Hal tersebut kini bisa kita rasakan menjadi gaya hidup rata-rata manusia. Tak hanya orang-orang menengah ke bawah saja, bahkan golongan menengah ke atas sekalipun. Lantas apakah boleh kita berutang?

Berutang hukumnya boleh, tidak haram, juga tidak menjadikan pengutang itu hina. Nabi Muhammad pun semasa hidupnya pernah berutang. Namun jangan jadikan utang menjadi gaya hidup, jadikanlah utang sebagai pilihan akhir jalan keluar.

Ketika kita menjadikan utang sebagai gaya hidup. Maka saat waktu membayarnya tiba, utang itu akan terasa berat. Ketika itu, kita akan cenderung mengutamakan keinginan daripada kebutuhan – lebih-lebih kebutuhan membayar utang.

Gaya Utangnya Pengusaha

Pengusaha pun tak lepas dari berutang. Akan tetapi mereka telah menyiapkan langkah berutang begitu matang. Para pengusaha akan berutang jika rencana setelahnya telah pasti.

Pastinya mereka memiliki beribu rencana untuk membayar utang. Maka dari itu, para pengusaha tidak akan bangkrut karena terlilit utang. Langkah yang penuh perhitungan dan hati-hati seharusnya diterapkan oleh kebanyakan manusia. Tidak serta-merta berutang.

Jika kita memiliki utang dan pada saat jatuh tempo tidak segera membayar, padahal uangnya ada itu termasuk zalim. Dari Abu Hurairah radhiyallahu ‘anhu, ia berkata, “Rasulullah Shallallahu ‘alaihi wa sallam bersabda:

مَطْلُ الْغَنِيِّ ظُلْمٌ.

Mathlu Al-Ghani (orang kaya yang menunda-nunda pembayaran utang) adalah kezaliman.’” (HR. Bukhari)

Utang Urusan Akhirat

Utang menjadi urusan yang begitu penting. Oleh karena itu, akan menjadi salah satu urusan di akhirat. Bahkan orang mukmin atau syuhada’ – yang auto masuk surga – pun jika memiliki utang akan tetap ditagih, dan jiwanya akan terkatung-katung di akhirat sebelum utangnya lunas.

Dari Abu Hurairah, Nabi saw., bersabda,

نَفْسُ الْمُؤْمِنِ مُعَلَّقَةٌ بِدَيْنِهِ حَتَّى يُقْضَى عَنْهُ

“Jiwa seorang mukmin masih bergantung dengan utangnya hingga dia melunasinya.” (HR. Tirmidzi)

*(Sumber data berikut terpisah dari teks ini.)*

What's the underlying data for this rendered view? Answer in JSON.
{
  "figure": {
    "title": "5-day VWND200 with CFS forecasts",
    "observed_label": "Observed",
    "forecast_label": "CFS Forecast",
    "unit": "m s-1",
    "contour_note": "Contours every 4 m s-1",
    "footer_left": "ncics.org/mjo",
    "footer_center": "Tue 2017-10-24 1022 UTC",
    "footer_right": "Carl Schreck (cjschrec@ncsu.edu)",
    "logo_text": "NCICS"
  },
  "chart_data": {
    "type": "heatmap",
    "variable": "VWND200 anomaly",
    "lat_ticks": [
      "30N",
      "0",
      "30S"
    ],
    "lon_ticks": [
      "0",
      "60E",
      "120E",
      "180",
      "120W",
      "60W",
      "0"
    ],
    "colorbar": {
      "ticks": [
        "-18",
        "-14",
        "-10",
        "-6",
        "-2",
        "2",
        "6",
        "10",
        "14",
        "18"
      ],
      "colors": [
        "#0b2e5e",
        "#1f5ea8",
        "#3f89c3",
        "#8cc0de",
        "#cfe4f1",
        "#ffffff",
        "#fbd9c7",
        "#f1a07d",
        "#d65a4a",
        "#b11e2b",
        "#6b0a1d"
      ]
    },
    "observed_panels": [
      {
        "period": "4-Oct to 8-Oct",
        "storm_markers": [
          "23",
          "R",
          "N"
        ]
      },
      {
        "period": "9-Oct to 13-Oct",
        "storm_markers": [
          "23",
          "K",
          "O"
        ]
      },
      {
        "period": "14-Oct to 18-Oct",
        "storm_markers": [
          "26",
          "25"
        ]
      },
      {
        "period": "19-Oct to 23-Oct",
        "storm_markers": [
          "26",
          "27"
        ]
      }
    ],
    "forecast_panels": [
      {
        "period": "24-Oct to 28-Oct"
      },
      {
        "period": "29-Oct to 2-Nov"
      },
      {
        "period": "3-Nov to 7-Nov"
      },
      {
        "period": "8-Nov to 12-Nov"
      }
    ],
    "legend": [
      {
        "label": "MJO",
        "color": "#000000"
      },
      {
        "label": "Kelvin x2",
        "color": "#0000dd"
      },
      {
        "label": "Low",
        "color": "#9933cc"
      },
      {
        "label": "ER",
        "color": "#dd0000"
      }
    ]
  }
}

Maka jika ada orang yang meninggal dan ia memiliki utang, keluarganya dianjurkan segera mengurusnya. Entah dengan melunasi atau memintakan rida kepada yang bersangkutan.

Doa Pelunas Utang

اللَّهُمَّ اكْفِنِى بِحَلاَلِكَ عَنْ حَرَامِكَ وَأَغْنِنِى بِفَضْلِكَ عَمَّنْ سِوَاكَ

“Ya Allah cukupkanlah aku dengan yang halal dan jauhkanlah aku dari yang haram, dan cukupkanlah aku dengan karunia-Mu dari bergantung pada selain-Mu.” (HR. Tirmidzi)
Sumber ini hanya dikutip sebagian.